Now here is the problem. The “Chief Nebular Line” at 5007 Angstroms wavelength, had never been seen in a laboratory spectrum. It must be from a new substance, not found on Earth, which became known as “Nebulium”. (I am not sure when the word was first used.. ) This was a popular game in the 1860s. In 1868, Norman Lockyer found mystery lines in the Sun, which he decided were likewise due to a new element, christened Helium. Over the coming years, Helium lines were also found in nebulae, and nebulium lines found in novae, and all this spectroscopy was a major industry. By 1895, Helium had been found on Earth – William Ramsay managed to isolate it from the mineral Cleveite – but Nebulium was still confined to the Heavens, and was the subject of much speculation. By 1911, J.W.Nicholson had developed a full theory of the Nebulium atom, and calculated its size.

Finally in 1928 Ira Bowen solved the puzzle, in a classic paper. By this time, we knew about quantum mechanics, and how emission lines arise when atoms are excited, and then spontaneously decay to lower energy states. Some energy states are “metastable”; you have to wait a really long time before the spontaneous decay happens. In practice it never happens, as a collision with another atom always kicks it out of the excited state first. At least thats true on Earth … but in nebular gases the densities are so low these collisions happen very rarely .. and so the “forbidden” lines do occur after all. The Chief Nebular Line is not from Nebulium .. but from plain old Oxygen.
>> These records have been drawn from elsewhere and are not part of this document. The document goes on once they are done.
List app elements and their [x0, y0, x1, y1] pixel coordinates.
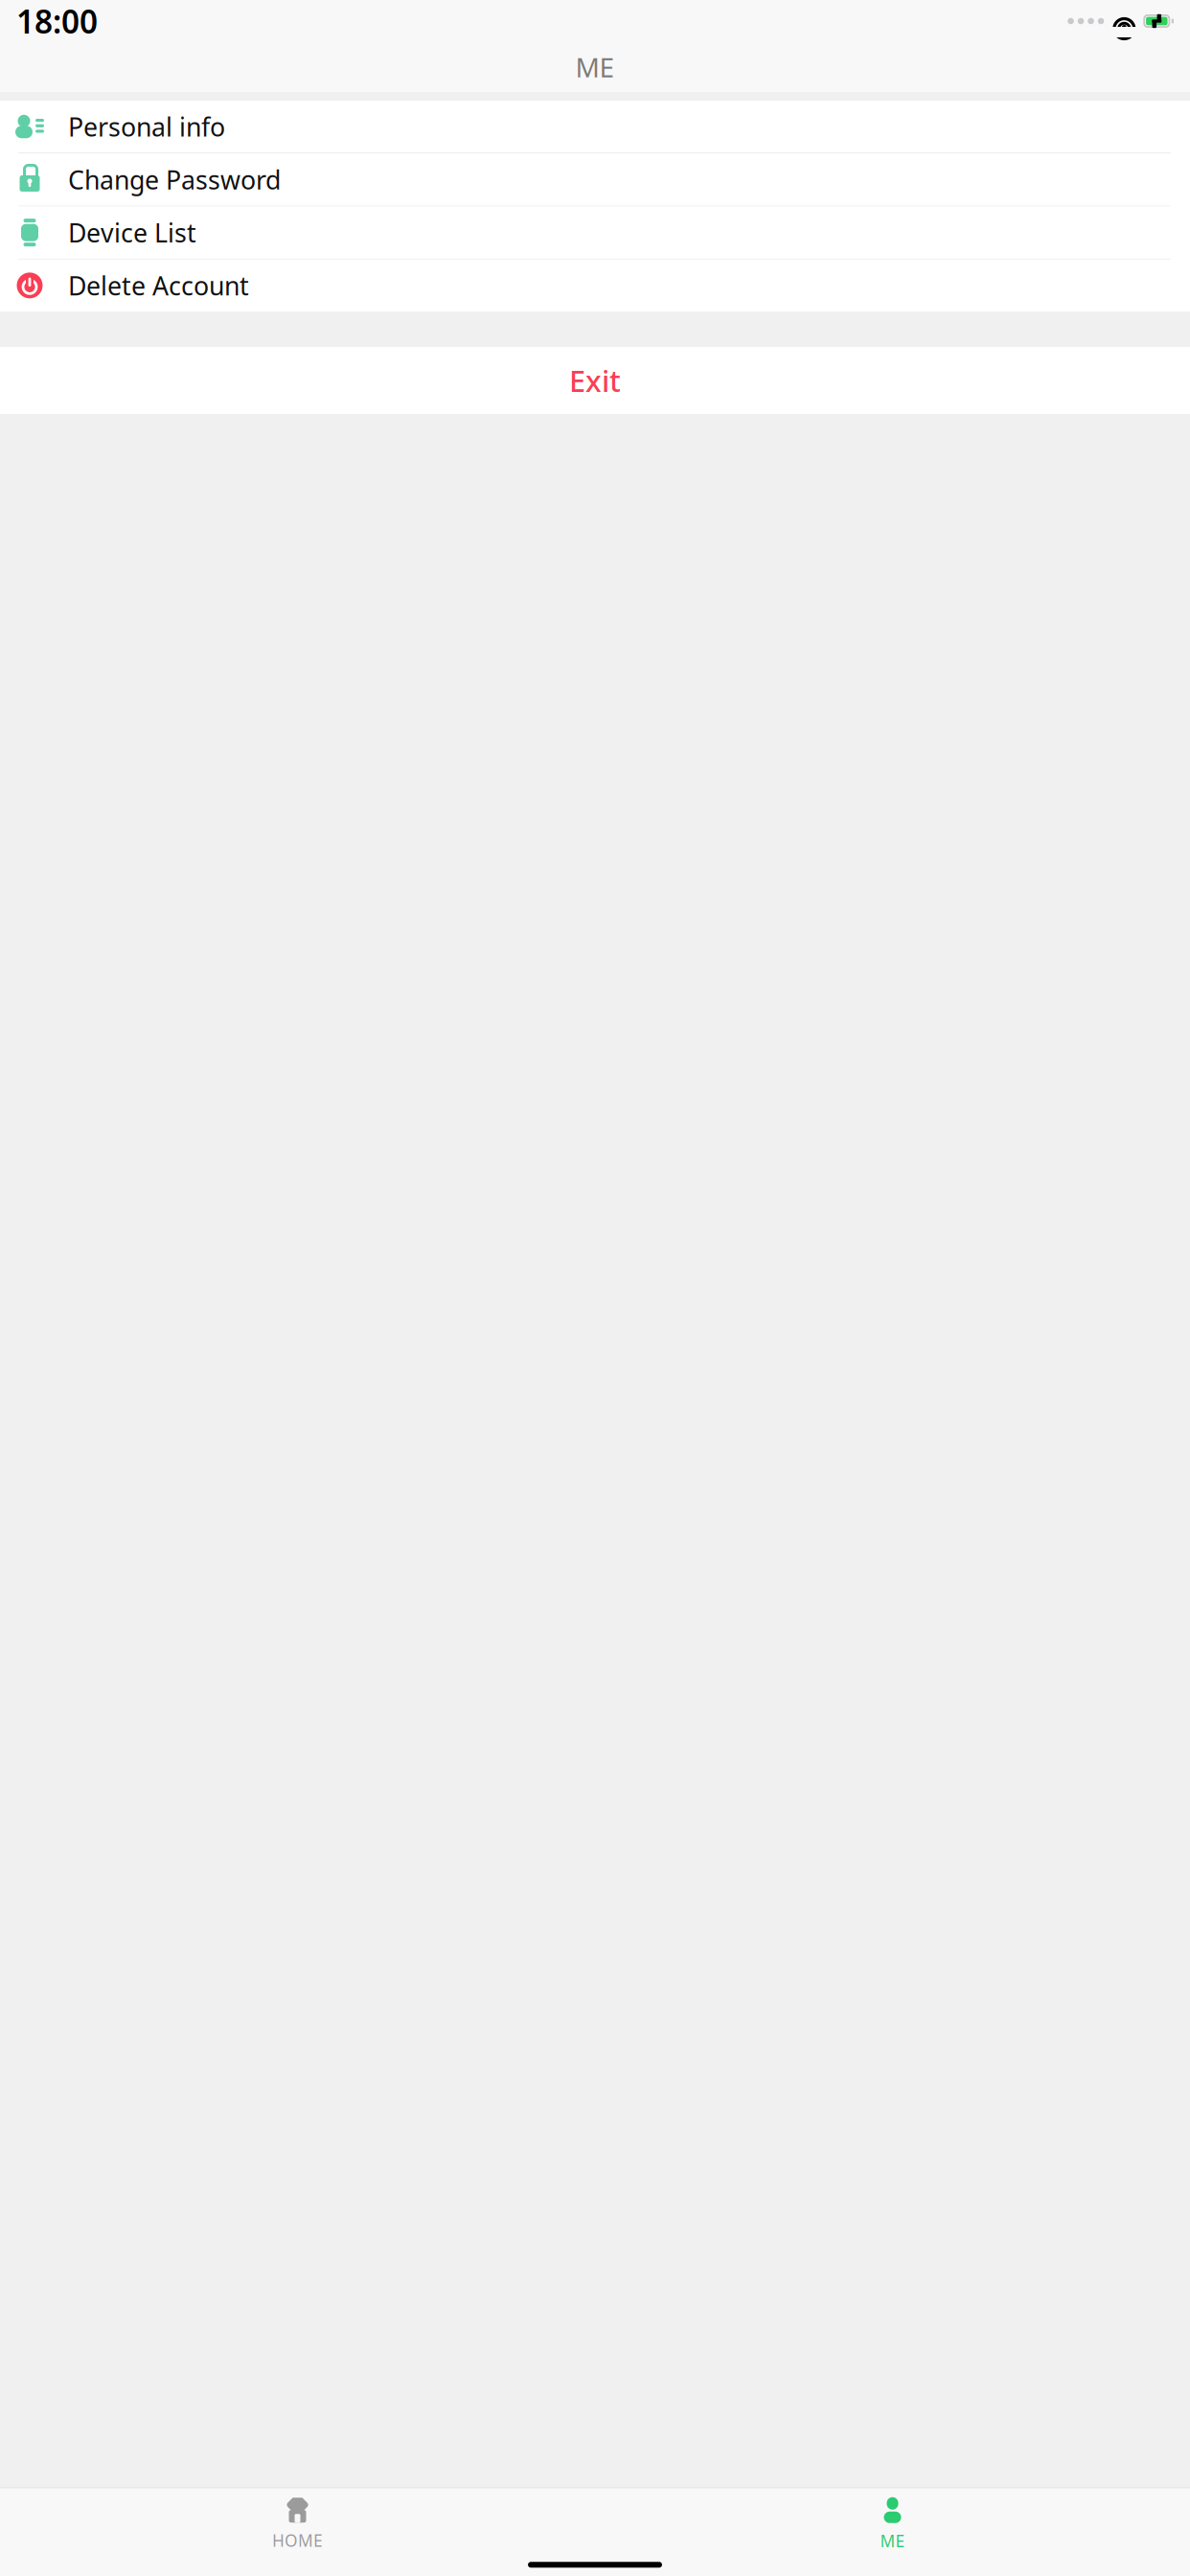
staticText: ME [575, 49, 615, 85]
staticText: Exit [569, 361, 621, 400]
staticText: 18:00 [16, 0, 98, 42]
staticText: Personal info [68, 110, 225, 144]
button[interactable]: HOME [0, 2495, 595, 2554]
button[interactable]: Exit [0, 347, 1190, 414]
staticText: Device List [68, 216, 196, 249]
staticText: ME [880, 2530, 905, 2552]
staticText: HOME [272, 2529, 323, 2551]
button[interactable]: Device List [0, 206, 1190, 259]
button[interactable]: Personal info [0, 101, 1190, 153]
button[interactable]: ME [595, 2495, 1190, 2554]
button[interactable]: Change Password [0, 154, 1190, 206]
staticText: Delete Account [68, 268, 249, 302]
staticText: Change Password [68, 163, 281, 197]
button[interactable]: Delete Account [0, 259, 1190, 312]
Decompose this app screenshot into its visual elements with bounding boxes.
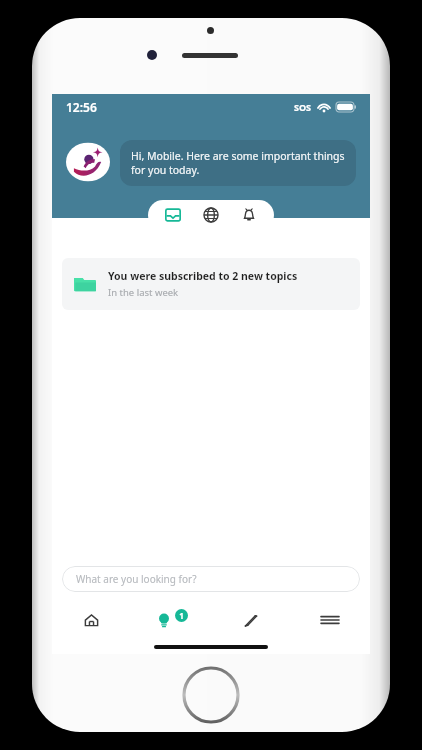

So all that time the wondrous nebulium did not exist. But the nebulium lines were a clue to the fundamental nature of the material world .. if only we had known.

So in modern times we measure the brightness and redshifts of distant supernovae, and find the universe, to our considerable surprise, to be accelerating. In the context of modern cosmology this requires a vacuum energy. Vacuum energy is proposed in some particle physics theories, but of a size many orders of magnitude different. This is something stranger, something new. The concordance cosmology has the universe made of ordinary (baryonic) matter, dark matter (non-bayonic particles), and “dark energy” .. a completely new substance … hmm..

Come back in sixty three years and maybe we will know what the hell this means.